The 60’s drag racing boom gave Ed a solid base from which to build his business—and build it he did saying to Dick Martin, “The preparation of all the parts was critical to make sure everything fit. When I bought a part, I didn’t take for granted that the part was correct. We spent more time building the engines than others did. My main concept was first you have to make the engine live and then you make it run faster.”
Ed’s attention to detail brought him to the attention of racers beyond the quarter mile, besides, that sport was changing and racers were starting to build their own engines. They only needed Ed for advice that was hard to charge for. However, a call from Parnelli Jones took him in another direction and he began building engines for Indy. After word began to spread about Pink’s talents, Cosworth Engineering asked him to perform similar work for its Indy Car programs including building its DFX engines. At the peak of this period, Pink was building engines for half a dozen Indy Car teams, including Tom Sneva’s, which won the 1983 Indy 500. This kept him busy until the late-80s, when again, the engine building shifted in-house.
Where next? Well, why not Les Mans? Pink began specializing in engines for the Porsche 962 and that got the attention of other teams including Pontiac who asked him to help develop an 302 ci aluminum engine for the IMSA Spice Car Series, in which the Porsches also competed. In addition, Pink helped develop the Indy Car programs for the Buick V-6 and Nissan’s Infinity V-9. Pink’s was also heavily involved in midget racing with four-cylinder engines for Ford and Toyota that won a combined 10 USAC National Midget Series championships and the Ford Silver Crown V-8 that won four titles in the USAC National Silver Crown Series.
It was a Nissan engine that gave Ed the toughest time saying to Drummond, “The most difficult project I have ever been involved in was the Nissan Infinity IRL engine. They came to me with a cylinder block 80-percent developed and some cylinder heads somewhat finished. That was it. I had to design the rods, pistons, and every component to make a complete engine. Turns out, they didn’t have the necessary budget. I couldn’t hire enough people to pull it off so I just put my head down and got it done. We were continually behind the eight ball. It ran good and we did win an IRL race. The biggest reason it was the hardest project I was ever involved in was the fact that the budget wasn’t there and we just didn’t have the resources needed. We were working six or seven days a week, 14 hours a day. I did learn a lot so it wasn’t all bad.”

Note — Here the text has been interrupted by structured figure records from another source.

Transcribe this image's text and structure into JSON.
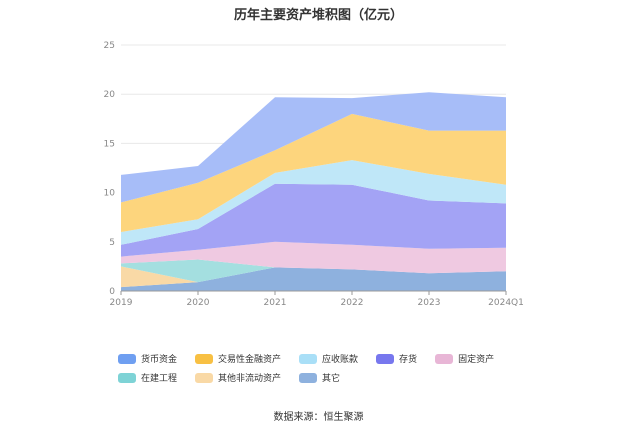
{
  "chart_data": {
    "type": "area",
    "stacked": true,
    "title": "历年主要资产堆积图（亿元）",
    "categories": [
      "2019",
      "2020",
      "2021",
      "2022",
      "2023",
      "2024Q1"
    ],
    "ylim": [
      0,
      25
    ],
    "yticks": [
      0,
      5,
      10,
      15,
      20,
      25
    ],
    "grid": true,
    "legend_position": "bottom",
    "series": [
      {
        "name": "其它",
        "color": "#8eb1de",
        "values": [
          0.4,
          0.9,
          2.4,
          2.2,
          1.8,
          2.0
        ]
      },
      {
        "name": "其他非流动资产",
        "color": "#f9d9a6",
        "values": [
          2.1,
          0.0,
          0.0,
          0.0,
          0.0,
          0.0
        ]
      },
      {
        "name": "在建工程",
        "color": "#a4dfe0",
        "values": [
          0.3,
          2.3,
          0.0,
          0.0,
          0.0,
          0.0
        ]
      },
      {
        "name": "固定资产",
        "color": "#efc9e1",
        "values": [
          0.7,
          1.0,
          2.6,
          2.5,
          2.5,
          2.4
        ]
      },
      {
        "name": "存货",
        "color": "#a3a3f5",
        "values": [
          1.2,
          2.1,
          5.9,
          6.1,
          4.9,
          4.5
        ]
      },
      {
        "name": "应收账款",
        "color": "#bfe7f8",
        "values": [
          1.3,
          1.0,
          1.1,
          2.5,
          2.7,
          1.9
        ]
      },
      {
        "name": "交易性金融资产",
        "color": "#fdd57d",
        "values": [
          3.0,
          3.7,
          2.3,
          4.7,
          4.4,
          5.5
        ]
      },
      {
        "name": "货币资金",
        "color": "#a7bdf8",
        "values": [
          2.8,
          1.7,
          5.4,
          1.6,
          3.9,
          3.4
        ]
      }
    ]
  },
  "legend": [
    {
      "label": "货币资金",
      "color": "#6f9ff1"
    },
    {
      "label": "交易性金融资产",
      "color": "#f8c043"
    },
    {
      "label": "应收账款",
      "color": "#a9dff7"
    },
    {
      "label": "存货",
      "color": "#7777ee"
    },
    {
      "label": "固定资产",
      "color": "#e8b6d6"
    },
    {
      "label": "在建工程",
      "color": "#7ed3d6"
    },
    {
      "label": "其他非流动资产",
      "color": "#f9d9a6"
    },
    {
      "label": "其它",
      "color": "#8eb1de"
    }
  ],
  "source": "数据来源：恒生聚源"
}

Of all projects over the years Ed was the proudest of a Toyota saying, “All TRD had was a cylinder head and a valve cover! We designed the complete engine. The first time out in 2006 at the one-mile Copper Classic in Phoenix, it set quick time and won the race with Dave Steel driving. To this day, that Toyota engine is the one all the championship teams use. I’m very proud of that.”

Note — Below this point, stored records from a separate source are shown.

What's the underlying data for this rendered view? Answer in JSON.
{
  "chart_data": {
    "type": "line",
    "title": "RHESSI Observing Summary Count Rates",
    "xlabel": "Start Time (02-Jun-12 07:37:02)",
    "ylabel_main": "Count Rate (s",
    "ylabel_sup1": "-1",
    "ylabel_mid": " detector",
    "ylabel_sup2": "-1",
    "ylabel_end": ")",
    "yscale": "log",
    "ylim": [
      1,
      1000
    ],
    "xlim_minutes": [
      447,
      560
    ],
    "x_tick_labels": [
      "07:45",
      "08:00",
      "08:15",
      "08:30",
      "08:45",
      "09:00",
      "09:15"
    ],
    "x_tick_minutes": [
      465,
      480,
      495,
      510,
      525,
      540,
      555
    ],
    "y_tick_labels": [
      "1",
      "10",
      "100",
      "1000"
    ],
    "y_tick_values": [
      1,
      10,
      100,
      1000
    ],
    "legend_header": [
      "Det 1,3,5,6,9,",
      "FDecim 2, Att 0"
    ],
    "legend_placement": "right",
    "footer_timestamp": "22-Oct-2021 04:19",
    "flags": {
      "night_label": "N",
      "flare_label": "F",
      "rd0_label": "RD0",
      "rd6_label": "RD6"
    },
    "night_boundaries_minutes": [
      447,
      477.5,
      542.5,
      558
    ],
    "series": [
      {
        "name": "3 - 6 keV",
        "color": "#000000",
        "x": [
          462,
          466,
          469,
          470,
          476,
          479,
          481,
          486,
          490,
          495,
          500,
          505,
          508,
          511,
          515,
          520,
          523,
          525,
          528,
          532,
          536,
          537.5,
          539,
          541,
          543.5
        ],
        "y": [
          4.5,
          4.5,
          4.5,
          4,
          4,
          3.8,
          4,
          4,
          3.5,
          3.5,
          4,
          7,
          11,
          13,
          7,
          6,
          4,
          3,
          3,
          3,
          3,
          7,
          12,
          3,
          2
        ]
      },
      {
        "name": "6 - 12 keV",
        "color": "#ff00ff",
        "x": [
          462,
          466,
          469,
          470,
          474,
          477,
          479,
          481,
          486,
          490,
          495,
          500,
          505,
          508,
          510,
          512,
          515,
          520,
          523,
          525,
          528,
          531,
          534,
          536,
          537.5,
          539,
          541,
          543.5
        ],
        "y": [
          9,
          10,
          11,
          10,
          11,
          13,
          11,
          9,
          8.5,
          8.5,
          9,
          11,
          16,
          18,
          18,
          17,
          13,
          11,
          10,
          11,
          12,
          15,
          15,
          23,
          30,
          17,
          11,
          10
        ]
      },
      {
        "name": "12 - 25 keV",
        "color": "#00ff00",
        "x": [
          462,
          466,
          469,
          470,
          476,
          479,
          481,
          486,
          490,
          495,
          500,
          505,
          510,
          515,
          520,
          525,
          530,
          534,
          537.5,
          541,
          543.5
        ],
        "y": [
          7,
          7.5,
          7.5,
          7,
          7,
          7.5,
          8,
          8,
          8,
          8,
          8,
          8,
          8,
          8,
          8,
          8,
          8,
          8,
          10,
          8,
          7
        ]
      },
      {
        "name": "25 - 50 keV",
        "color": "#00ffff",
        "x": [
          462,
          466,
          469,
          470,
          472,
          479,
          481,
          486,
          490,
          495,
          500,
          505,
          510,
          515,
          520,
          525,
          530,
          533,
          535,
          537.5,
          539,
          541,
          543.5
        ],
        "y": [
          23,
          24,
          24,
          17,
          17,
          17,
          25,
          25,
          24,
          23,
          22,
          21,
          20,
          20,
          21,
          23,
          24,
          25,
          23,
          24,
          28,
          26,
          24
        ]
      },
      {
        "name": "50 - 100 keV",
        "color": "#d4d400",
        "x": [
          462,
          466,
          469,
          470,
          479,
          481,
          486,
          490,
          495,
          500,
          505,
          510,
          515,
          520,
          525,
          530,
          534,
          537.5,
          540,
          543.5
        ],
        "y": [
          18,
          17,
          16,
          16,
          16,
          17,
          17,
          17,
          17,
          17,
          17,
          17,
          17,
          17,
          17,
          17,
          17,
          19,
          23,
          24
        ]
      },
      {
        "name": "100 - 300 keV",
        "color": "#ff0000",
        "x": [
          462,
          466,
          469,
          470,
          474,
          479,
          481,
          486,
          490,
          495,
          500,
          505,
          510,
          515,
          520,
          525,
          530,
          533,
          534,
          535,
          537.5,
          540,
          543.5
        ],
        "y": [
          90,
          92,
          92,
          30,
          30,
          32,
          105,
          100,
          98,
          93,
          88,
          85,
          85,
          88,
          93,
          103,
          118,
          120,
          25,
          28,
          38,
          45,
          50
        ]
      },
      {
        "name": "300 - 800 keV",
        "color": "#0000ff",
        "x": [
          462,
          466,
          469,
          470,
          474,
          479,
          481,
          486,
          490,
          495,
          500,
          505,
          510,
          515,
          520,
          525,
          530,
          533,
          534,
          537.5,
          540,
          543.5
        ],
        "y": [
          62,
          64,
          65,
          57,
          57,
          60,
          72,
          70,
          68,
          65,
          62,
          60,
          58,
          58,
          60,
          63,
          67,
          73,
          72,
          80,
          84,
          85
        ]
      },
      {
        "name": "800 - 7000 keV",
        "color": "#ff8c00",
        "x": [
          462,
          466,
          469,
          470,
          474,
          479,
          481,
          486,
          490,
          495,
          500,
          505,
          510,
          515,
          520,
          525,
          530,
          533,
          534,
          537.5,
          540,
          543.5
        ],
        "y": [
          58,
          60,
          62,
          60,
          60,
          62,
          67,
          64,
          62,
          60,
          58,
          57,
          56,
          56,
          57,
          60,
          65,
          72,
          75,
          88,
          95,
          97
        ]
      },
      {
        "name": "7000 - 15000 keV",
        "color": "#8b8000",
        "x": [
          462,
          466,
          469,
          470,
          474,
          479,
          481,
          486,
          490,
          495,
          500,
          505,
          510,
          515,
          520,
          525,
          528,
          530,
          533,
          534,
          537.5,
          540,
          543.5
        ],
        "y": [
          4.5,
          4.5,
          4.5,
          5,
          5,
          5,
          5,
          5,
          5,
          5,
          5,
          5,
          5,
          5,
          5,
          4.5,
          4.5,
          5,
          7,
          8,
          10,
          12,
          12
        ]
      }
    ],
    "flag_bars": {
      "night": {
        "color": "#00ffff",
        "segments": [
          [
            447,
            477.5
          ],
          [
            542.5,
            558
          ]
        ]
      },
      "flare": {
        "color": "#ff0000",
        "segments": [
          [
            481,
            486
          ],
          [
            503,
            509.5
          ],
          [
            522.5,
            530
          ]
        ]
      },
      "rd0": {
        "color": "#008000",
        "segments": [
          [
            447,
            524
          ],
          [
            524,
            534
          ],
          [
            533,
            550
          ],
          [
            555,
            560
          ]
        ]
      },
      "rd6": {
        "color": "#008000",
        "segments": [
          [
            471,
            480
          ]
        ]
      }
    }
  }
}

That last sentence, “I did learn a lot so it wasn’t all bad,” sums Ed Pink up. He achieved what he did because he listened and learned and applied what he learned. In 1995, Ed received the NHRA Lifetime Achievement Award and was inducted into the International Drag racing Hall of Fame.

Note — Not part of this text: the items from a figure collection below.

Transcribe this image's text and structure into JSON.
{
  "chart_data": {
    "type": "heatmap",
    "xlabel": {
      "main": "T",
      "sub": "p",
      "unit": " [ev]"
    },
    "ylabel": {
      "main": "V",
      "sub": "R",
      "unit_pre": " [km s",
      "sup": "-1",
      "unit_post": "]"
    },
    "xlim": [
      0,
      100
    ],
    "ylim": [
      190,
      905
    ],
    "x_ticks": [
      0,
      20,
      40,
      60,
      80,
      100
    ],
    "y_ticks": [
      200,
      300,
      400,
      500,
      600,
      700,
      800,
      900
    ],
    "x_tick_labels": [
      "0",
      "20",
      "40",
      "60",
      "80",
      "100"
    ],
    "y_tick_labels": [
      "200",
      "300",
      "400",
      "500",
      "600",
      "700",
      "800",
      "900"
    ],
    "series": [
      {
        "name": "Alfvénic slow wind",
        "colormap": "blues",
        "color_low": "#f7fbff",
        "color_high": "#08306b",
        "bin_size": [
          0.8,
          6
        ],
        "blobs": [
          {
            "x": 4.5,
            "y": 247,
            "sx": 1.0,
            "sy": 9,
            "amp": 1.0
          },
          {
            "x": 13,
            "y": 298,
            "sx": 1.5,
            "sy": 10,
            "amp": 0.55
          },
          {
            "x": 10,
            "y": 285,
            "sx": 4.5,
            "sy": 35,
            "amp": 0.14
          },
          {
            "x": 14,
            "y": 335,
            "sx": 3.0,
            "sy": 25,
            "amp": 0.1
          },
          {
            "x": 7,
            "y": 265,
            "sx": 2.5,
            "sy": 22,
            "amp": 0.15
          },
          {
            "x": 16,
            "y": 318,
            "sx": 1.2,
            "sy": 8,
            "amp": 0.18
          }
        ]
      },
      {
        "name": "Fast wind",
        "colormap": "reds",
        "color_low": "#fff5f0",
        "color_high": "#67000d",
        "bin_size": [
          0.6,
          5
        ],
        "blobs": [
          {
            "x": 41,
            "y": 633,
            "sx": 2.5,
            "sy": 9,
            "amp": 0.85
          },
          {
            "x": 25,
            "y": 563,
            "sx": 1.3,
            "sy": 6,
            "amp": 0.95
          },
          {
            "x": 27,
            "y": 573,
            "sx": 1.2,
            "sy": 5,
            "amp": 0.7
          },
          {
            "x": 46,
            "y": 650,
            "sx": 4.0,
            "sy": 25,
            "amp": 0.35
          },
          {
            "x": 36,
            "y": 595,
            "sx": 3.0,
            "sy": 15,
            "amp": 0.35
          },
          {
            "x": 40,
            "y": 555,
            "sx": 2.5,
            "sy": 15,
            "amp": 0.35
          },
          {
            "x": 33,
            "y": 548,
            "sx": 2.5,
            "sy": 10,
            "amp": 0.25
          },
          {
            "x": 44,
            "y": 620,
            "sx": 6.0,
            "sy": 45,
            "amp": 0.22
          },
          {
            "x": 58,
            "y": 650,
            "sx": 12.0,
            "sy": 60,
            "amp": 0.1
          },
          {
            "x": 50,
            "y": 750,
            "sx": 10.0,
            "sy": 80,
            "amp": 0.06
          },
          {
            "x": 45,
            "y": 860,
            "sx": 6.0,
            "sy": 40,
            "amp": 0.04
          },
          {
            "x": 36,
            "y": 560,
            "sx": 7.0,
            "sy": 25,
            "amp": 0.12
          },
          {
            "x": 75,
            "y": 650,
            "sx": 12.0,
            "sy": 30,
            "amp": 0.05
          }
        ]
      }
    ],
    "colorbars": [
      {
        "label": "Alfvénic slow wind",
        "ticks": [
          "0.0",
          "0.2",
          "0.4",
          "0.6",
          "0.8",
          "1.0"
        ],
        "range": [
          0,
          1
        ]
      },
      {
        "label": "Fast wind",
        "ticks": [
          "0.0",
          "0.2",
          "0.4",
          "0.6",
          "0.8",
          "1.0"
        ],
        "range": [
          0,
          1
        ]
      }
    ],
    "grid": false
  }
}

In 2008, Ed sold Ed Pink Racing Engines to Tom Malloy and long time employee Frank Honsowetz runs that company. Ed, meanwhile, went into business with Bob Brandt (Don Prudhomme’s crew chief for 17 years) to launch Ed Pink’s Garage in Newbury Park, California. Far from retired Ed said of the new venture, “Our goal is to connect with those enthusiasts who want something special and value the knowledge and experience Bob and I bring to the party. We will also be doing consulting work and help customers develop highly effective engine combinations.”